2017
Cairn
Jean-François Nieus, « Le rôle Super militibus de la seigneurie de Picquigny (1192/1199) : l’écrit au secours d’une société châtelaine en crise ? », Revue du Nord, ID : 10670/1.mdlqx0
Le plus ancien document des archives des seigneurs de Picquigny (Fr., dép. Somme) est un rouleau intitulé Super militibus, datable des années 1190, dans lequel sont énumérés les noms, les services et les fiefs de 125 vassaux liés par l’hommage au sire Enguerran (Paris, AN, R1 675/1). De cet écrit exceptionnel, rapidement analysé en 1968 par Robert Fossier, qui y a vu l’indice d’une féodalisation tardive et un peu artificielle de l’espace picard, la présente étude propose une interprétation nouvelle, diamétralement opposée à celle du regretté médiéviste.
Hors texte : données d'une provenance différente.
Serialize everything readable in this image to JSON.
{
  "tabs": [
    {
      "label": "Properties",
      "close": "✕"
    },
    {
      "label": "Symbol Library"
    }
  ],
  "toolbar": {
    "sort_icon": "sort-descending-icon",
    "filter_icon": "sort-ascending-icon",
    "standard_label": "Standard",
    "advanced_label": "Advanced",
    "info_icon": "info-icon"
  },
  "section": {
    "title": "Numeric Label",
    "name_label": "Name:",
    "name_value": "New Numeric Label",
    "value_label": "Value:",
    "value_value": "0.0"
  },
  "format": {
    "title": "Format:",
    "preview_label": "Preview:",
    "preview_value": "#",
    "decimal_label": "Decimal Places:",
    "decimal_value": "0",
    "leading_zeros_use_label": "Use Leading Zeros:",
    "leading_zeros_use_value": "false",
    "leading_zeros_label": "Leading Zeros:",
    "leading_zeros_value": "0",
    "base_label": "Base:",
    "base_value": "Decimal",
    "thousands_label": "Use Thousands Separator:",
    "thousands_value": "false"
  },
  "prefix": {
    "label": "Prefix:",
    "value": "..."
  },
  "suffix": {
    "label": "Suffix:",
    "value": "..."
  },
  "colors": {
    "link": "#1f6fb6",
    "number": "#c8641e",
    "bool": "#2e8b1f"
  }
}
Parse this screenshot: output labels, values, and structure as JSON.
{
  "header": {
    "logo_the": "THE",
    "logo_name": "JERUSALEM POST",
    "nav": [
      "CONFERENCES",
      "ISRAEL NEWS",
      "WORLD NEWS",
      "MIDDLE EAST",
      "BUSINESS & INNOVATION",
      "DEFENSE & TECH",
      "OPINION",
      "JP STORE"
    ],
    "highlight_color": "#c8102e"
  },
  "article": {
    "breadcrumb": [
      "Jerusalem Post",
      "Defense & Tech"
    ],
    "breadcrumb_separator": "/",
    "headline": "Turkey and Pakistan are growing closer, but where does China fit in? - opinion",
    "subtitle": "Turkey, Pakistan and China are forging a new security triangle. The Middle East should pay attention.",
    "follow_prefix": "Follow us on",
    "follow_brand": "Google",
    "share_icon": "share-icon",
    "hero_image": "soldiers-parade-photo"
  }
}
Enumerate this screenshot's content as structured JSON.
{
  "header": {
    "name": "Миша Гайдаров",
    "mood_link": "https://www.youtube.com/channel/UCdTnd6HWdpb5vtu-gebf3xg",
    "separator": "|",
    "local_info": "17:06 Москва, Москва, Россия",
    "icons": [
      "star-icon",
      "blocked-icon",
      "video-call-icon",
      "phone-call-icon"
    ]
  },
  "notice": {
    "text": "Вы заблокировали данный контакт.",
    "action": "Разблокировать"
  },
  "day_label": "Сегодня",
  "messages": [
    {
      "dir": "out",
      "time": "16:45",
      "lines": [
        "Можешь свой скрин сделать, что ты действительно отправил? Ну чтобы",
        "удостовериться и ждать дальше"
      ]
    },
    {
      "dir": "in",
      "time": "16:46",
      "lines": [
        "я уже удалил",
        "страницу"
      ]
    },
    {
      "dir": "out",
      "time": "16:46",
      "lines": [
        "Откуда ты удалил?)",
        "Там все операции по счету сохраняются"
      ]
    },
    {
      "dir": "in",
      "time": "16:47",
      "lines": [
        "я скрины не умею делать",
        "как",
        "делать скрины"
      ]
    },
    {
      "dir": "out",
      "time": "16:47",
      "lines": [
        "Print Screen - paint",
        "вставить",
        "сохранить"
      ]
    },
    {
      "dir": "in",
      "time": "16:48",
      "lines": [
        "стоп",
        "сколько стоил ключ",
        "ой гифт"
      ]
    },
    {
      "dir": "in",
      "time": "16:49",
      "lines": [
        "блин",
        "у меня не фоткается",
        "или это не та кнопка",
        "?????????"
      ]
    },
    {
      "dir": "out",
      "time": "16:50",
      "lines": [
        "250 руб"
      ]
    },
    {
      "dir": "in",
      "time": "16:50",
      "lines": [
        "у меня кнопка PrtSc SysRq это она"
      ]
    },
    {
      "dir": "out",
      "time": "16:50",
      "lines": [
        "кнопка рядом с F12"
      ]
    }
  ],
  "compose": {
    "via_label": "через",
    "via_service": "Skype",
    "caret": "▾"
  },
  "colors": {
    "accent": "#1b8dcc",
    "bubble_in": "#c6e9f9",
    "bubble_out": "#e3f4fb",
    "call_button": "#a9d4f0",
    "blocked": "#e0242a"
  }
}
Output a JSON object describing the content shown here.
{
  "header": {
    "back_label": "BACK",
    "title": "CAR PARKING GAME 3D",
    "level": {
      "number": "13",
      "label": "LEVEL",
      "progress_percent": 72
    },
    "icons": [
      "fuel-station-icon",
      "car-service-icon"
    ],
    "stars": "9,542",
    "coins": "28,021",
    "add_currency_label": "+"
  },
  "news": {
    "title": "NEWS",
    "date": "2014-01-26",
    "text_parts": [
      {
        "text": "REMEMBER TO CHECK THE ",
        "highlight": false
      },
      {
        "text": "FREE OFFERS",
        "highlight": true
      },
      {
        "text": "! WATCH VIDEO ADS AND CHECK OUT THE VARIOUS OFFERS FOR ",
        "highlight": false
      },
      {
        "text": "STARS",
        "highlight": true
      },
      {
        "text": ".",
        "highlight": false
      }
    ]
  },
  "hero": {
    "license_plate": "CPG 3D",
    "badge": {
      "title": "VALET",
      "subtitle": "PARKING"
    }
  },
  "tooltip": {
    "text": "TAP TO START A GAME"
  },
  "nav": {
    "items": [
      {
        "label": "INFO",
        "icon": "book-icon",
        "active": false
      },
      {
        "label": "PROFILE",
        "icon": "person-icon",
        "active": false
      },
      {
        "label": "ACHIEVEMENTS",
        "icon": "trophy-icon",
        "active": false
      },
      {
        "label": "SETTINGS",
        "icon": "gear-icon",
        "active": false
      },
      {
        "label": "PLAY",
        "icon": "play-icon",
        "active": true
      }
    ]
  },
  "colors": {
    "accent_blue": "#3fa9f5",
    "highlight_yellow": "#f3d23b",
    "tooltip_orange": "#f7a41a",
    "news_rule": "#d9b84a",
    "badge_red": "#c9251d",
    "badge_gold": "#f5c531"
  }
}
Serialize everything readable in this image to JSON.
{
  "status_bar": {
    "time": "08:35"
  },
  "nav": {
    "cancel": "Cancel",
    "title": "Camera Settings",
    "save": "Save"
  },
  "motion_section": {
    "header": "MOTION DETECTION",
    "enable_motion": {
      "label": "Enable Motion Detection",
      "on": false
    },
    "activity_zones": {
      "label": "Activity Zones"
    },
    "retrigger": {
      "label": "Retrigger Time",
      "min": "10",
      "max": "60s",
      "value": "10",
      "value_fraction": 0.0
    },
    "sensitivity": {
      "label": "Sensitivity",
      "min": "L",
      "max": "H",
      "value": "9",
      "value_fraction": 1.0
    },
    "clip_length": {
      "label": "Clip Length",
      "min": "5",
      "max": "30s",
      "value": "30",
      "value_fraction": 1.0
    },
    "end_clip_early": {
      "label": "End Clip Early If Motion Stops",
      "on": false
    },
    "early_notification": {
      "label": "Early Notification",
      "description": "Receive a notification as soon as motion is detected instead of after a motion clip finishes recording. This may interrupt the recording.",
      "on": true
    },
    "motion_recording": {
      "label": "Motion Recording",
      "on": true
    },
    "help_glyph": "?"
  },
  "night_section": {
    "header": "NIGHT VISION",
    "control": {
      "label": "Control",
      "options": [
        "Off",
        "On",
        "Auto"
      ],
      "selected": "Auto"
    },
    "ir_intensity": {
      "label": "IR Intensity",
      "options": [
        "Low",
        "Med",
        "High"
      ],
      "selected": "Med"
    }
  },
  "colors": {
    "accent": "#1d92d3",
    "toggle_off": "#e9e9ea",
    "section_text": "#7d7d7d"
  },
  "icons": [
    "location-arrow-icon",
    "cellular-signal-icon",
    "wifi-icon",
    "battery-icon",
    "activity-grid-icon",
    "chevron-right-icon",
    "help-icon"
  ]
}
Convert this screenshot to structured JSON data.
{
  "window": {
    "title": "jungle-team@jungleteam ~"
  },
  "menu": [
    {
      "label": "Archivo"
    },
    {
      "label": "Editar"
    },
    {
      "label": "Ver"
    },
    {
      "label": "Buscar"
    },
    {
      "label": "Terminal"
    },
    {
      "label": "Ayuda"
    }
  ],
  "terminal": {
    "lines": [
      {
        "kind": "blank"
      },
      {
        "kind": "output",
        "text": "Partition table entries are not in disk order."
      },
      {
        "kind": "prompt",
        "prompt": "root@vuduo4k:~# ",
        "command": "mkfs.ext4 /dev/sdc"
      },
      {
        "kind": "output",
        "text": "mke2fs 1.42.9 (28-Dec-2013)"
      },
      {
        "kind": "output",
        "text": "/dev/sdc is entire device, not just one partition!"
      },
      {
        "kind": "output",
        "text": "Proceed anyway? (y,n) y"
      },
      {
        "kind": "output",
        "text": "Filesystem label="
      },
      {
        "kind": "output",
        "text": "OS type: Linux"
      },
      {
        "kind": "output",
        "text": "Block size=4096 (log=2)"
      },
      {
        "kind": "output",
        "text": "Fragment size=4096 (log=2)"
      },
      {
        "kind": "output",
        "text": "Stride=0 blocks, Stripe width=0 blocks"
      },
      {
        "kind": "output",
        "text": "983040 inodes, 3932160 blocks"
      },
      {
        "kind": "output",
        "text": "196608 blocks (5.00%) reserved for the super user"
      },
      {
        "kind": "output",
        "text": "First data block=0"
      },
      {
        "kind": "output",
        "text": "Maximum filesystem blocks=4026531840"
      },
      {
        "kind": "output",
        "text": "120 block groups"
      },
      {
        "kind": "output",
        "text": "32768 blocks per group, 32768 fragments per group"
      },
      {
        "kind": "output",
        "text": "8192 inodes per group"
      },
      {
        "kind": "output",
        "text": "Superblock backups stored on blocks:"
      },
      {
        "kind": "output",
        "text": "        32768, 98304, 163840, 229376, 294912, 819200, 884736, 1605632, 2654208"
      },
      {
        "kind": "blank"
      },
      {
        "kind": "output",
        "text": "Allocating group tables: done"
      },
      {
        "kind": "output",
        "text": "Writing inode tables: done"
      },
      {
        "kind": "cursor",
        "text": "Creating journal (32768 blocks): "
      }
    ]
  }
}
Le rôle Super militibus, très focalisé sur les services de garnison dus au sire par ses principaux vassaux, en particulier par un groupe d’une trentaine de gardiens « permanents » de la forteresse de Picquigny, témoigne en réalité de l’ancienneté de cette organisation militaire, de sa déliquescence après le milieu du xiie siècle et des efforts déployés par l’entourage du sire pour en sauvegarder les principales modalités. Le recours à l’écrit – assez neuf en milieu seigneurial – vise ici à figer un état de choses traditionnel, non à infléchir le réel dans un sens nouveau. Une transcription du rôle Super militibus est proposée en annexe.